Ad Amatrice sono presenti anche i rinforzi per i soccorritori inviati dalla Nbc Interforze dell’Esercito da Rieti. I militari , insieme ai vigili, ai forestali e ai tanti volontari continuano a scavare, a mani nude, nel tentativo che la vita sorprenda loro. “Al dato ufficiale dei 247 deceduti, i feriti ospedalizzati sono 264. Le operazioni di ricerca sono andate avanti per tutta la notte e andranno avanti fino a esaurimento delle attività”, ha dichiarato la portavoce della Protezione Civile durante una conferenza stampa.

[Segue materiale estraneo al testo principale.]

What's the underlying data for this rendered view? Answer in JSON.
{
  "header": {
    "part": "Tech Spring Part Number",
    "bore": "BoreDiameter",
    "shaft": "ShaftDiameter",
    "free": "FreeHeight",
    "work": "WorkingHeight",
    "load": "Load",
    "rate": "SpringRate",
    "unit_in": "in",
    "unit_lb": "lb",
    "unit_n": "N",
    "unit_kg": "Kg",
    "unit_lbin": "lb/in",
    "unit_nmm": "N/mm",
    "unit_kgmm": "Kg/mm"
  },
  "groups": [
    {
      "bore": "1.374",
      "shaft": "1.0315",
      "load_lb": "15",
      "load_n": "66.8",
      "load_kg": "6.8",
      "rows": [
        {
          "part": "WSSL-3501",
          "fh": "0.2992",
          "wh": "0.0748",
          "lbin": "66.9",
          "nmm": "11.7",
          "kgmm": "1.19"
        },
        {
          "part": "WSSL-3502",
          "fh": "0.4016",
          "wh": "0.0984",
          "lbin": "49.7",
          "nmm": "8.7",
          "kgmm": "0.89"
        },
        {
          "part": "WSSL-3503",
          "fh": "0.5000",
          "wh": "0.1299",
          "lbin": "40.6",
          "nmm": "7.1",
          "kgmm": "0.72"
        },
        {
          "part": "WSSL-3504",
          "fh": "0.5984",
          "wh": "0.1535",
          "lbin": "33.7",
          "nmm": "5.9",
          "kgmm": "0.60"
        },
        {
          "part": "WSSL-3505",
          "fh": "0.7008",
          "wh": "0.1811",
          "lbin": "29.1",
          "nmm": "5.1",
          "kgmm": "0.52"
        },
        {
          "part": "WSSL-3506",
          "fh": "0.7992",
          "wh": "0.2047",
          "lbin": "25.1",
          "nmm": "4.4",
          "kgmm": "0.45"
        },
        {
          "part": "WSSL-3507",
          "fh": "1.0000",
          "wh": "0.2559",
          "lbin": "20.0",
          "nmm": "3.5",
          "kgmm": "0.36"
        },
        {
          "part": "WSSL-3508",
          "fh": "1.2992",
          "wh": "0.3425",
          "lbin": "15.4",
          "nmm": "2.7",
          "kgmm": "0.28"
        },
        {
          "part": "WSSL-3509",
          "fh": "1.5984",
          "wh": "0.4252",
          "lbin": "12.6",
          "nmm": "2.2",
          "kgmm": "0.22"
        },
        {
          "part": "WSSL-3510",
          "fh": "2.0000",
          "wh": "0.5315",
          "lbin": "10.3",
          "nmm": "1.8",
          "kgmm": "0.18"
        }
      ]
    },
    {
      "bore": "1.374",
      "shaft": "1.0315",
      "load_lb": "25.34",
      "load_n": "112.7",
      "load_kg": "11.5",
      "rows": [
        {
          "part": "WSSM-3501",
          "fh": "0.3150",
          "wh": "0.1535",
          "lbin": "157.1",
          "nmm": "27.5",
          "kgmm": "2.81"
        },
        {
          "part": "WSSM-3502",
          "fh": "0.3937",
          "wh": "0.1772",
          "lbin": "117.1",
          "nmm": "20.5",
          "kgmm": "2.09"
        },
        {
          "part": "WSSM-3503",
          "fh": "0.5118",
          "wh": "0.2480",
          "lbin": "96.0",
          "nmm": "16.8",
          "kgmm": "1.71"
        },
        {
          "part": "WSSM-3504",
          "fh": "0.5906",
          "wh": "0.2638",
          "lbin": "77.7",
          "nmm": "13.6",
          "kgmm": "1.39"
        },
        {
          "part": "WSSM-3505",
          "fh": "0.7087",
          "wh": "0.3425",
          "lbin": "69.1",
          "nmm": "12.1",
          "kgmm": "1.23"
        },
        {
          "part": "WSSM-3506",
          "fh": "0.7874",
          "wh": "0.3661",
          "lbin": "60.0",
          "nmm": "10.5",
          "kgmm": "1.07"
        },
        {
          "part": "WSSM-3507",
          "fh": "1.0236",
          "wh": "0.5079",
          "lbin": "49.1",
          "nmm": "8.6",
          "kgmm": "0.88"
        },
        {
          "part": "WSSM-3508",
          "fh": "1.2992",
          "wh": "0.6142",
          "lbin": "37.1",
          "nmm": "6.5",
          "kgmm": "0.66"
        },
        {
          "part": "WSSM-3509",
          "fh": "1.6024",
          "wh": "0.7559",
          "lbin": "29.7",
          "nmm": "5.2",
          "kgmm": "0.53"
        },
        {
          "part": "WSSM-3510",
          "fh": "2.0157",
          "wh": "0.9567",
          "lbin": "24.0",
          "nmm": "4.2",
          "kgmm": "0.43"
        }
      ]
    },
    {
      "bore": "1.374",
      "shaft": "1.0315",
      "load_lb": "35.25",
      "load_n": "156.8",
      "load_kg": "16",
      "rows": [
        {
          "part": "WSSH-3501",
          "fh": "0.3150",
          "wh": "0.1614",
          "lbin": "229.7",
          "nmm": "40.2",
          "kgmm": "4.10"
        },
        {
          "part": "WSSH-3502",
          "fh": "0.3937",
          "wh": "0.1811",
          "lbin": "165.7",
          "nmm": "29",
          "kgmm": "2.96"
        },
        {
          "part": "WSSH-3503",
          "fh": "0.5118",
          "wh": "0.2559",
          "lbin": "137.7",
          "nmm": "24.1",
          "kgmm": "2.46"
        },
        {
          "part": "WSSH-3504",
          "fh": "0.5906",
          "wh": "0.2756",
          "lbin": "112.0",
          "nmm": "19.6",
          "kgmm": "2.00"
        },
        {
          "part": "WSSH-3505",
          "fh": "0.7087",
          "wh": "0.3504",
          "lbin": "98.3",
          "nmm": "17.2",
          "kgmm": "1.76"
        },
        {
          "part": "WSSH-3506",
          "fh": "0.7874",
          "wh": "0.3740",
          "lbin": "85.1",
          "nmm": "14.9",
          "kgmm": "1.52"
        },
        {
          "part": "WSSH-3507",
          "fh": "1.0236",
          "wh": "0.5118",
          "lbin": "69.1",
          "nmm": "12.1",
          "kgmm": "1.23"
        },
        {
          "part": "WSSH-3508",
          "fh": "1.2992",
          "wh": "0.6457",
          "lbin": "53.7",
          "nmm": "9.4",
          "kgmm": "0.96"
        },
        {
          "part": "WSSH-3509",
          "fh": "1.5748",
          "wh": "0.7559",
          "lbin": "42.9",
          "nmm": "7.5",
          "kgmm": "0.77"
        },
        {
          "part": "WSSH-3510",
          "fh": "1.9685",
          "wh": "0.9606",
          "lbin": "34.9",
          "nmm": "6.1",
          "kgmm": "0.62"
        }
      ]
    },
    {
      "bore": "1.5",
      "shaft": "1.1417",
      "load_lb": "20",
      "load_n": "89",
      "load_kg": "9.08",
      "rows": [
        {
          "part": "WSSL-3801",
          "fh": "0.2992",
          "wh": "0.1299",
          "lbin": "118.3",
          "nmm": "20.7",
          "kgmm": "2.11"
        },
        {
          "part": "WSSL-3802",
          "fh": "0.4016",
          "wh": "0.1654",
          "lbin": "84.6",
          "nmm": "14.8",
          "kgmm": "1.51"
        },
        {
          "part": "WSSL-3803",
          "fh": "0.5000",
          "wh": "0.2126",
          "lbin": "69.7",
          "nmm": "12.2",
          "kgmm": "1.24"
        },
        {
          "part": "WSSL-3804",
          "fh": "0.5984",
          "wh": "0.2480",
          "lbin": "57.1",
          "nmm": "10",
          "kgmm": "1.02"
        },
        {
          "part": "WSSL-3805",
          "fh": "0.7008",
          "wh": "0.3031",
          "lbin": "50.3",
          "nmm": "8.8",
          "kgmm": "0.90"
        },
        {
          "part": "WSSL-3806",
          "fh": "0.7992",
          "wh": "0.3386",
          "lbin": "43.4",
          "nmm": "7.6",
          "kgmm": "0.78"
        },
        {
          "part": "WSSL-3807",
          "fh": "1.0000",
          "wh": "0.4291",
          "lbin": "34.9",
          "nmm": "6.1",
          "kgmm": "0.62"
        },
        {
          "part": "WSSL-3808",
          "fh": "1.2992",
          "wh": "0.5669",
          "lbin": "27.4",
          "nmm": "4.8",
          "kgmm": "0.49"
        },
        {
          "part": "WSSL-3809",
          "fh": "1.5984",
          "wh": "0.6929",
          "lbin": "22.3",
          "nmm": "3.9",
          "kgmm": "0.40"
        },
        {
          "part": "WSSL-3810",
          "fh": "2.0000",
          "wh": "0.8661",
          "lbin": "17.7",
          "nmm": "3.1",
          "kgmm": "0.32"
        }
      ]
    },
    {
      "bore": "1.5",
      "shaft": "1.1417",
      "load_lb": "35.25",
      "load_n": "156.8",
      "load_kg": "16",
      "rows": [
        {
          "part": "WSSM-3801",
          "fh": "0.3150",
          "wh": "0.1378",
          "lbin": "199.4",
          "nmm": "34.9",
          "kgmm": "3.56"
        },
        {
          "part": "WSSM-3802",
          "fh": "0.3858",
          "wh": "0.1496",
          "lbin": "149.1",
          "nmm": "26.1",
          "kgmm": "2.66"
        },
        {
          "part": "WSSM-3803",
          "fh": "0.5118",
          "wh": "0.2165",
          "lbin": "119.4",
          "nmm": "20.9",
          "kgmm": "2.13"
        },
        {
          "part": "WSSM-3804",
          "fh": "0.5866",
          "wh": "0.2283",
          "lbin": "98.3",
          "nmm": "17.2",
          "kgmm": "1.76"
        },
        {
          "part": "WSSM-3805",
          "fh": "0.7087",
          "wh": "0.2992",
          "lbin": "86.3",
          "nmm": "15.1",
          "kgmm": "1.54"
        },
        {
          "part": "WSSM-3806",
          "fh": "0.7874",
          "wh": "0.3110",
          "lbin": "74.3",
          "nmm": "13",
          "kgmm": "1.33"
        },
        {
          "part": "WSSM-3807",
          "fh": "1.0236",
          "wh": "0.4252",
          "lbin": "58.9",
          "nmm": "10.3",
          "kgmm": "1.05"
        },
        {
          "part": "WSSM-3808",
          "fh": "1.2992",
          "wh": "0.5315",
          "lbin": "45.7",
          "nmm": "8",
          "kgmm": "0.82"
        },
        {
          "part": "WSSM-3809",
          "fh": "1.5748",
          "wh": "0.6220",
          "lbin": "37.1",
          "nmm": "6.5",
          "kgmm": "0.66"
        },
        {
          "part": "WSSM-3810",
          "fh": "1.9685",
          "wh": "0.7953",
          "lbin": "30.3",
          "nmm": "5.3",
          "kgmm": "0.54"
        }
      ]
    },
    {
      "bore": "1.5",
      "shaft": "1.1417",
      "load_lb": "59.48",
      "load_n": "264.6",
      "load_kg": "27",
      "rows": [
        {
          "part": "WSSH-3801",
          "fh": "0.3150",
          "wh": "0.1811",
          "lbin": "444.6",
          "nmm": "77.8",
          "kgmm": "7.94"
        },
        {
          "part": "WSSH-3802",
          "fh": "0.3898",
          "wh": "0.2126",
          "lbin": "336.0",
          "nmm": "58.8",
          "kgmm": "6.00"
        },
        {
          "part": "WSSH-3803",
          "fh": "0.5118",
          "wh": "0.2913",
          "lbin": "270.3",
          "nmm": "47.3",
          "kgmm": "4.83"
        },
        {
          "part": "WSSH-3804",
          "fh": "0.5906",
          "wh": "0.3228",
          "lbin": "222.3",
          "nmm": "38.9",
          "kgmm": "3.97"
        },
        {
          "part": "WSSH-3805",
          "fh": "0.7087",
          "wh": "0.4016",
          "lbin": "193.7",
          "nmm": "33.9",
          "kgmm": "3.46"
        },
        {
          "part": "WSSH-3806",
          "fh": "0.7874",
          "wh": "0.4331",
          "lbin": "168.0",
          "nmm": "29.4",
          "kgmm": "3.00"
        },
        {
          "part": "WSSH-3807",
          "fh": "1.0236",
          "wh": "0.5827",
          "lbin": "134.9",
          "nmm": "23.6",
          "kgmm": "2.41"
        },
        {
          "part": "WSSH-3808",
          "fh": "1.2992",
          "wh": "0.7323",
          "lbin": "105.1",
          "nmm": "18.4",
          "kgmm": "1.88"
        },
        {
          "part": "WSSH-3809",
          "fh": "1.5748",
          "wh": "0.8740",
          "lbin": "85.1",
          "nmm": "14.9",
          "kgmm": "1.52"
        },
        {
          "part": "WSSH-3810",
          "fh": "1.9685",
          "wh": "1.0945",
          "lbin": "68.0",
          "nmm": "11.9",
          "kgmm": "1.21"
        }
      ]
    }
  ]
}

Nel 1908, su Rassegna Nazionale, Giuseppe Mercalli scrisse che la sismologia non sa dire quando, ma sa dire dove avverranno terremoti rovinosi, e sa pure graduare la sismicità delle diverse province italiane, quindi saprebbe indicare al governo dove sarebbero necessari regolamenti edilizi più e dove meno rigorosi, senza aspettare che prima il terremoto distrugga quei paesi che si vogliono salvare.
E se solo lo si ascoltasse, si eviterebbe di regolamentare o di costruire edifici antisismici soltanto alla luce delle tragedie. Ma questo è il nostro problema. Si agisce soltanto di fronte alle catastrofi chiaramente evidenti e irreversibili.